Eric Fregona, Directeur général adjoint de l'Association des directeurs au service des personnes âgées (AD-PA) porte également un regard positif sur le dispositif « qui permet d'expérimenter de nouveaux modèles de tarification et de nouvelles formes d'organisation. Prenons l'exemple des services de soins infirmiers à domicile financés par les ARS et des services d'aide et d'accompagnement à domicile financés par les départements.
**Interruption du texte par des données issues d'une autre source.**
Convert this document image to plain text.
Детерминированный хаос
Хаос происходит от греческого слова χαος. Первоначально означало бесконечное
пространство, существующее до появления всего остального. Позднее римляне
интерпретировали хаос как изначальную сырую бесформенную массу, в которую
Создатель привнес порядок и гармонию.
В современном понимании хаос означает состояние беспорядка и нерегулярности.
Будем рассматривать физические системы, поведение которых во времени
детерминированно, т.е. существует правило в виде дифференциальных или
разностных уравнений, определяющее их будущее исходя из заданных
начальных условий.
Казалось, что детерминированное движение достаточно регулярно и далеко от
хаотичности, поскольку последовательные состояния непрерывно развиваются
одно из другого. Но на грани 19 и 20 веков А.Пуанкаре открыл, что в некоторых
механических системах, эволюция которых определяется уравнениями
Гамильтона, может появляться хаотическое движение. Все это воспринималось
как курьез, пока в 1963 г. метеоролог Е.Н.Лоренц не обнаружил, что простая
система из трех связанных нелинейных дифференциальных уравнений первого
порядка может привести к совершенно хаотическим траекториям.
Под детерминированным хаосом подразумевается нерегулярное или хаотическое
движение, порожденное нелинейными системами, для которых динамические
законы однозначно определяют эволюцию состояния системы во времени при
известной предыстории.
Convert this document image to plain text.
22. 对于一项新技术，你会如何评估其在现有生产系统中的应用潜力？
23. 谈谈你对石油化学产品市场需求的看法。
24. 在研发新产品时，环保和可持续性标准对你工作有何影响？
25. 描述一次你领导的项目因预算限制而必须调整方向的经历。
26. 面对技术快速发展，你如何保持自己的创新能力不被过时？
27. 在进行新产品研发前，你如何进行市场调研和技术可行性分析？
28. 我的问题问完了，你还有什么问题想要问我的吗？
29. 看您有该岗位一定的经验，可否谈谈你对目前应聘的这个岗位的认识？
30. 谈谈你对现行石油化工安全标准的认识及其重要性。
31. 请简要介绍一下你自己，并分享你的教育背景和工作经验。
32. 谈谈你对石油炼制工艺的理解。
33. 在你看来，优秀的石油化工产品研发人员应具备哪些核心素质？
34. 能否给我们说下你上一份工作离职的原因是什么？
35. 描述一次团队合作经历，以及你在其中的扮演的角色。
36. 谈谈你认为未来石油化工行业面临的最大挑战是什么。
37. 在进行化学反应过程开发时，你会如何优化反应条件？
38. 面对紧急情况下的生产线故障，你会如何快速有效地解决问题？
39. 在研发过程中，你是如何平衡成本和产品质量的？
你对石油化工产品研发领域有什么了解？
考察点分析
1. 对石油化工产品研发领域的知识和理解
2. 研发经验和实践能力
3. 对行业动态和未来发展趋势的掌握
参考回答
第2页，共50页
Pourquoi ne pas expérimenter un modèle de tarification unique, voire même d'autorisation globale ? Dans la continuité du rapport Libault, l'autorisation unique est d'ailleurs et fort heureusement en cours de réflexion pour les établissements territoriaux portés par un établissement ou un service d'aide à domicile ».
Parmi les thématiques les plus travaillées, Marie-Claude Marais, adjointe à la cheffe de bureau de la prévention de la perte d'autonomie et du parcours de vie des personnes âgées à la Direction générale de la cohésion sociale, cite les sorties d'hospitalisation des personnes âgées, le soutien renforcé au domicile et la télémédecine/télésurveillance dans les Ehpad. « Nous devrions assister à une montée en puissance des projets médico-sociaux grâce aux nouvelles dérogations introduites par l'article 39 de la LFSS 2019 qui concernent, au-delà de la tarification, les volets organisationnel et financier », complète Camille Brunat, chargée de mission au sein du même bureau.
Le 19 juin, Agnès Buzyn, ministre des Solidarités et de la Santé a d'ailleurs annoncé devant la Commission des Affaires sociales de l'Assemblée nationale « une accélération des sorties des projets » après une « période de cadrage et de calage ». A ce jour, « cent projets sont accompagnés par les ARS » a précisé la ministre.
Notons enfin que récemment, un arrêté du 15 juin 2019 a autorisé pour une durée de quatre ans une expérimentation pour l'accompagnement et la prévention bucco-dentaire des personnes vivant en Ehpad. Proposé par l'Union française pour la santé bucco-dentaire et qui sera déployé dans trois régions - Pays de la Loire, Occitanie et Auvergne-Rhône-Alpes -, le programme d'accompagnement et de prévention pourrait concerner jusqu'à 50 Ehpad et près de 4 000 résidents.